Musicianship: Watson is a confident rhythm guitar player, but requires more familiarity with his instrument to be a soloist. His vocals have a signature grit, which he should feature more, but they often veer off pitch. Jones has rhythmic chops and commands attention from behind the kit. Cuyugan locks in with Jones, but seems a little careless with his fingering at times. Chaput is a fine lead player, but doesn’t get to showcase his skills nearly enough.
Performance: The band plowed through a set of originals in a sweaty, rock & roll fashion. From the opening tune, “Shoulda Saw it Coming,” Watson quickly established himself as a thrilling frontman as he jumped around the stage and engaged the audience, encouraging vocal participation. Although his stage antics entertained the packed venue, his vocals and guitar playing suffered. Similarly, Cuyugan focused less on his bass lines and more on jumping about. This by no means ruined the show, but it did compromise musicianship for entertainment. Jones and Chaput kept the band afloat, remaining tightknit throughout the set.

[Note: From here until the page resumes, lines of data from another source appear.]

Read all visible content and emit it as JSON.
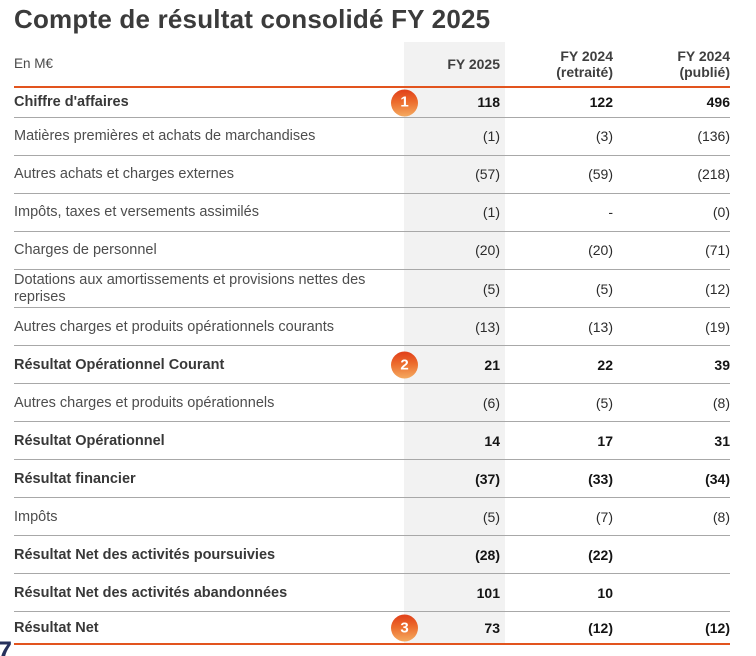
{
  "title": "Compte de résultat consolidé FY 2025",
  "page_number_partial": "7",
  "colors": {
    "accent_orange": "#e2541e",
    "badge_gradient_top": "#e2451c",
    "badge_gradient_bottom": "#f4a75e",
    "fy2025_band_gray": "#f2f2f2",
    "separator_gray": "#a8a8a8",
    "title_gray": "#3b3b3b",
    "page_number_navy": "#26315c"
  },
  "table": {
    "unit_label": "En M€",
    "columns": [
      "FY 2025",
      "FY 2024\n(retraité)",
      "FY 2024\n(publié)"
    ],
    "rows": [
      {
        "label": "Chiffre d'affaires",
        "bold": true,
        "badge": "1",
        "values": [
          "118",
          "122",
          "496"
        ]
      },
      {
        "label": "Matières premières et achats de marchandises",
        "bold": false,
        "badge": null,
        "values": [
          "(1)",
          "(3)",
          "(136)"
        ]
      },
      {
        "label": "Autres achats et charges externes",
        "bold": false,
        "badge": null,
        "values": [
          "(57)",
          "(59)",
          "(218)"
        ]
      },
      {
        "label": "Impôts, taxes et versements assimilés",
        "bold": false,
        "badge": null,
        "values": [
          "(1)",
          "-",
          "(0)"
        ]
      },
      {
        "label": "Charges de personnel",
        "bold": false,
        "badge": null,
        "values": [
          "(20)",
          "(20)",
          "(71)"
        ]
      },
      {
        "label": "Dotations aux amortissements et provisions nettes des reprises",
        "bold": false,
        "badge": null,
        "values": [
          "(5)",
          "(5)",
          "(12)"
        ]
      },
      {
        "label": "Autres charges et produits opérationnels courants",
        "bold": false,
        "badge": null,
        "values": [
          "(13)",
          "(13)",
          "(19)"
        ]
      },
      {
        "label": "Résultat Opérationnel Courant",
        "bold": true,
        "badge": "2",
        "values": [
          "21",
          "22",
          "39"
        ]
      },
      {
        "label": "Autres charges et produits opérationnels",
        "bold": false,
        "badge": null,
        "values": [
          "(6)",
          "(5)",
          "(8)"
        ]
      },
      {
        "label": "Résultat Opérationnel",
        "bold": true,
        "badge": null,
        "values": [
          "14",
          "17",
          "31"
        ]
      },
      {
        "label": "Résultat financier",
        "bold": true,
        "badge": null,
        "values": [
          "(37)",
          "(33)",
          "(34)"
        ]
      },
      {
        "label": "Impôts",
        "bold": false,
        "badge": null,
        "values": [
          "(5)",
          "(7)",
          "(8)"
        ]
      },
      {
        "label": "Résultat Net des activités poursuivies",
        "bold": true,
        "badge": null,
        "values": [
          "(28)",
          "(22)",
          ""
        ]
      },
      {
        "label": "Résultat Net des activités abandonnées",
        "bold": true,
        "badge": null,
        "values": [
          "101",
          "10",
          ""
        ]
      },
      {
        "label": "Résultat Net",
        "bold": true,
        "badge": "3",
        "values": [
          "73",
          "(12)",
          "(12)"
        ]
      }
    ]
  }
}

The band’s set took an interesting turn during “The Circus,” a ska-inspired song with odd rap vocals. Native June finished strong with “In Shadows” and “Saturday Night,” to which the crowd joined in for a chanting chorus.
Summary: Native June has a knack for songwriting, but at this point in their development the band should play to its strengths. While musical experimentation is commendable, with the band’s classic rock leanings as a crowd-pleaser, finding a distinctive sound is now paramount.